Llandrindod Wells, Powys
Poultry (free range eggs)
Sarah farms in partnership her husband, Aston, on 130 acres (53 hectares) in Mid Wales. They have 14,500 free range hens producing eggs under the Clarence Court brand, supplying Waitrose.
They also have 150 breeding ewes, and rear 40 to 50 dairy-cross heifers each year. These young heifer calves are destined to be breeding cows or 'suckler cows' for beef producers. They are bought in from dairy farms at two-weeks-old, hand reared and kept until they are old enough to go to the bull or be artificially inseminated. They will then have calves of their own which are intended for beef production.
The farm is not big enough to support Sarah and Aston full-time, so Sarah has a second income as Head of Business Development at the Royal Welsh Agricultural Society.
Sarah, a farmer’s daughter, never wanted to be a farmer herself having watched her parents “slog their guts out for very little”. The family moved around a lot; leaving Mid Wales in the early 1980s to farm 500 acres in Scotland, not far from Glasgow.
Sarah says: “We never had holidays except the odd day to the beach. We were always broke.”
After her parents separated when she was nine, her mother took Sarah and her younger sister to her own family farm in the Lake District. They helped their dad on the farm in Scotland at busy times of the year throughout their childhood and teenage years.
Sarah escaped to Manchester University in 2000 to do a degree in advertising. She got a job as a graphic designer to fund her studies and never expected to look back. But her love affair with the city didn’t last.
“I always say farming is like a disease,” she says. “It’s in your blood. I missed the livestock and the farm. It was like a calling. I turned down a job in Manchester after university and moved back to Scotland.”
She farmed alongside her dad, David, driving tractors, shearing sheep and even passed her HGV Artic lorry test. The business was doing well but David's health was deteriorating. In 2006 they decided to sell up and move back to Mid Wales, where 500 Scottish acres bought them just 120 acres in Powys.
Sarah married Aston in 2009 and they took over the farm business in 2011. It wasn’t a simple handover – they had to borrow money to buy out Sarah’s younger sister and also invested in another 17 acres. Before long they were £350,000 in debt with an ever-increasing overdraft.

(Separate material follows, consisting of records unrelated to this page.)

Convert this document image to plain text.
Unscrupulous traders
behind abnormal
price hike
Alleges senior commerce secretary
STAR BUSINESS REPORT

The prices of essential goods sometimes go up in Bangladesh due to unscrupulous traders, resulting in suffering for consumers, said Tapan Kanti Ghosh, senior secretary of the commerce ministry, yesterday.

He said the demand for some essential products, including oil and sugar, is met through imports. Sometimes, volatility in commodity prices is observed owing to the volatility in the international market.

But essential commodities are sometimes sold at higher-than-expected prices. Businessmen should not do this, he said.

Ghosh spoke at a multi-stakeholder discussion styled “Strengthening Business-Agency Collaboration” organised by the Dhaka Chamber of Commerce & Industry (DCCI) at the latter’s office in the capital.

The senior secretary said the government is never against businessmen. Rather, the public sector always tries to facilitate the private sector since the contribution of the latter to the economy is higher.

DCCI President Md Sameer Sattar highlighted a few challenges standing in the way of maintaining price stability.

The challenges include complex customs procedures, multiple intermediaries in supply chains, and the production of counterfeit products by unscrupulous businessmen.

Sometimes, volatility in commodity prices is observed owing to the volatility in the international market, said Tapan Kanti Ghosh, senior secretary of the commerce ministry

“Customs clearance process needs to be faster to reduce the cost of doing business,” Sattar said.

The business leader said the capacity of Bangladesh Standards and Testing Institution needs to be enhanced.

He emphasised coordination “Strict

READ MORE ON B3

They both had full-time jobs, commuting all week and farming at weekends. They used their holidays to cover lambing shifts. When children came along in 2010 and 2012, Sarah and Aston knew something had to change. Despite working all hours, their business was treading water. It was crunch time – either sell up or do something big.
They decided to go into poultry production. In January 2016 they submitted a planning permission to build a 16,000 bird unit on a green field site near the farm. The planning process alone cost £46,000 in reports and surveys, but luckily for them there were no objections. The application was approved.
The first flock arrived on December 20th, 2017. Aston now works full-time on the egg business and at home on the farm, while Sarah continues to juggle farming with a full-time job at the Royal Welsh Agricultural Society.
The couple are now borrowing just shy of £1.2m, which is an eye-watering sum of money for a small family farm. But Sarah believes it was the only way to secure their future.
Sadly, Sarah’s father passed away in 2015 and never got to see their new egg business.
Diversifying into free range egg production saved Sarah’s farm, which had been losing money when it was just beef and sheep. It's a story of how £1.2 million worth of debt saved a family farm.
Member of the National Farmers Union (NFU). Member of the NFU’s Next Generation group (2018 – 2020).
Previous media experience
Interviewed at a Christmas event in Llandudno for ITV and BBC news.